The UK Government recently announced a consultation seeking views on changes to benefit in particular cyclists, pedestrians and horse riders. The main alterations involve creating a hierarchy of road users to ensure that those who can do the greatest harm have the greatest responsibility to reduce the danger they pose; clarification on pedestrian priority on pavements and advising that drivers and riders should give way to pedestrians crossing or waiting to cross the road; guidance on cyclist priority at junctions; and establishing safe passing distances when overtaking cyclists and horse riders.
Brenda Mitchell and Jodi Gordon, partners at Pedestrian Law Scotland, describe the changes as welcome and long overdue, but comment: "The creation of a hierarchy with pedestrians at the top is a positive step forward, but such tinkering with the Highway Code is a wasted opportunity unless there is appropriate legislation sitting alongside."
They add: "We've all been told to cycle and walk more as part of the Government’s drive to tackle obesity and improve the general health of the nation. However, the fundamental problem is that people will not engage if they do not feel safe and such fears regarding their safety are justified."

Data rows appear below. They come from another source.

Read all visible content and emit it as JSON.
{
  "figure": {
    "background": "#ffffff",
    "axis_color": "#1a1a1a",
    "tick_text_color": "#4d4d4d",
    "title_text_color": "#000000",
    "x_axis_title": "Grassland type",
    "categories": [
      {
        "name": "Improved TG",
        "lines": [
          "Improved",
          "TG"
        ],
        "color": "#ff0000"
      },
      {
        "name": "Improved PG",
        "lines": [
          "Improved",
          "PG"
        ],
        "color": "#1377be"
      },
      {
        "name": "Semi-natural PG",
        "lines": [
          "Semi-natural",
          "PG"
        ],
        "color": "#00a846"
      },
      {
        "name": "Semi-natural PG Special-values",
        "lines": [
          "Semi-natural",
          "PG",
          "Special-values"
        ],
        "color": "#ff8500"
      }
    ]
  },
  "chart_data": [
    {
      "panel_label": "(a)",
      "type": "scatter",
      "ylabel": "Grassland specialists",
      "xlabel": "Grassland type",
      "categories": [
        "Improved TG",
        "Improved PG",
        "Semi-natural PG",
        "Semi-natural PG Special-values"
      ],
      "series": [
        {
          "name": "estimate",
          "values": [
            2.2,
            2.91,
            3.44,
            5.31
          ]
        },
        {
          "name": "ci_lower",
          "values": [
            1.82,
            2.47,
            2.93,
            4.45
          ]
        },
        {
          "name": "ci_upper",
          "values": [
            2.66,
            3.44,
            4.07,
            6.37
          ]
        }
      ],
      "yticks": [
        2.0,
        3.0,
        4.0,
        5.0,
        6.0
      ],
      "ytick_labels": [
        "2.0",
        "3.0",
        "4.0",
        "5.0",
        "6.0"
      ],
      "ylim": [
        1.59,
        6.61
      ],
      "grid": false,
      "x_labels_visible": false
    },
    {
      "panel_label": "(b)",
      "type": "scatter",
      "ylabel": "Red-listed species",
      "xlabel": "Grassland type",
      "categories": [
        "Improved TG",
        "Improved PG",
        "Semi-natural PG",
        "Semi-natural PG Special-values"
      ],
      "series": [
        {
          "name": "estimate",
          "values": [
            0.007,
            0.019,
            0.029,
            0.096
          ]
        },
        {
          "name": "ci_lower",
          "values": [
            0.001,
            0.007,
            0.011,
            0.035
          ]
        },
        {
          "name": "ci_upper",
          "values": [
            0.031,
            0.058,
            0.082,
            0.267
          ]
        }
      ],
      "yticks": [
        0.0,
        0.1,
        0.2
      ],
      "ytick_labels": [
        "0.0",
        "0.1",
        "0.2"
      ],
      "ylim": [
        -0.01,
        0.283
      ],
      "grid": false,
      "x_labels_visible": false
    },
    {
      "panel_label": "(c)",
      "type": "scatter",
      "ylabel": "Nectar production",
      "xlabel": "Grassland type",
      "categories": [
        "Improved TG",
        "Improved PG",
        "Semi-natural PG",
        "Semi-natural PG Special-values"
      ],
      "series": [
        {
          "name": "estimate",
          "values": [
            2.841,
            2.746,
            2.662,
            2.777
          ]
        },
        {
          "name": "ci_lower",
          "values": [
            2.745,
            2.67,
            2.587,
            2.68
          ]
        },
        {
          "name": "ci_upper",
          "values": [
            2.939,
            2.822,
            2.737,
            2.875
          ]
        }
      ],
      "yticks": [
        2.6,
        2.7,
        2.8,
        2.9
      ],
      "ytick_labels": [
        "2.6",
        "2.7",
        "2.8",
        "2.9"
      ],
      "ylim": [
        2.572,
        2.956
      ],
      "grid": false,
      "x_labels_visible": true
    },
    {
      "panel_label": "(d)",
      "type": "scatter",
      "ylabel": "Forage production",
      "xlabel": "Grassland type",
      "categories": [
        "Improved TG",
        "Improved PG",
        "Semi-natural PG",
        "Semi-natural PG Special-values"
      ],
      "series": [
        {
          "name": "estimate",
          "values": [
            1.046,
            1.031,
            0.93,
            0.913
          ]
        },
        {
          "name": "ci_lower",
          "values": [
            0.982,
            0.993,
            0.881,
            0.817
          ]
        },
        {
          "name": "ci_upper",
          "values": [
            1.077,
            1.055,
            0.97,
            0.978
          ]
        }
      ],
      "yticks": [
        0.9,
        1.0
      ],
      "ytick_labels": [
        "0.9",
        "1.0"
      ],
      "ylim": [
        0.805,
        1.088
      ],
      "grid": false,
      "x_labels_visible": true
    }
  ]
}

The two lawyers see a "worrying trend" in provisional figures for 2019 road traffic casualties in Scotland, released at the end of July: while the overall number of casualties (7,594) was down by 10%, fatal incidents increased by seven to 168 and the number of serious injuries by over 400 to 2,001. Casualties included a "significant rise" in the death and serious injury of vulnerable road users, with pedestrian fatalities up 13 to 46 compared with 2018, and 22 more cyclists seriously injured, at 178.
"Why is there no immediate call to action?" they ask. "Without changes to the law, it is difficult to get consistency from the courts when it comes to civil proofs."
Calling on the Government be less hesitant in following European countries in protecting the vulnerable, they claim: "We will never increase safe active travel until the Scottish Government is brave enough to leave Westminster in its path and wake up to the reality of the statistics. The leap forward we need is presumed liability and the hierarchy the proposed updates to the Highway Code have highlighted. Pedestrians are the most vulnerable of all road users and need most protection. Along with cyclists, it's all about safe active travel."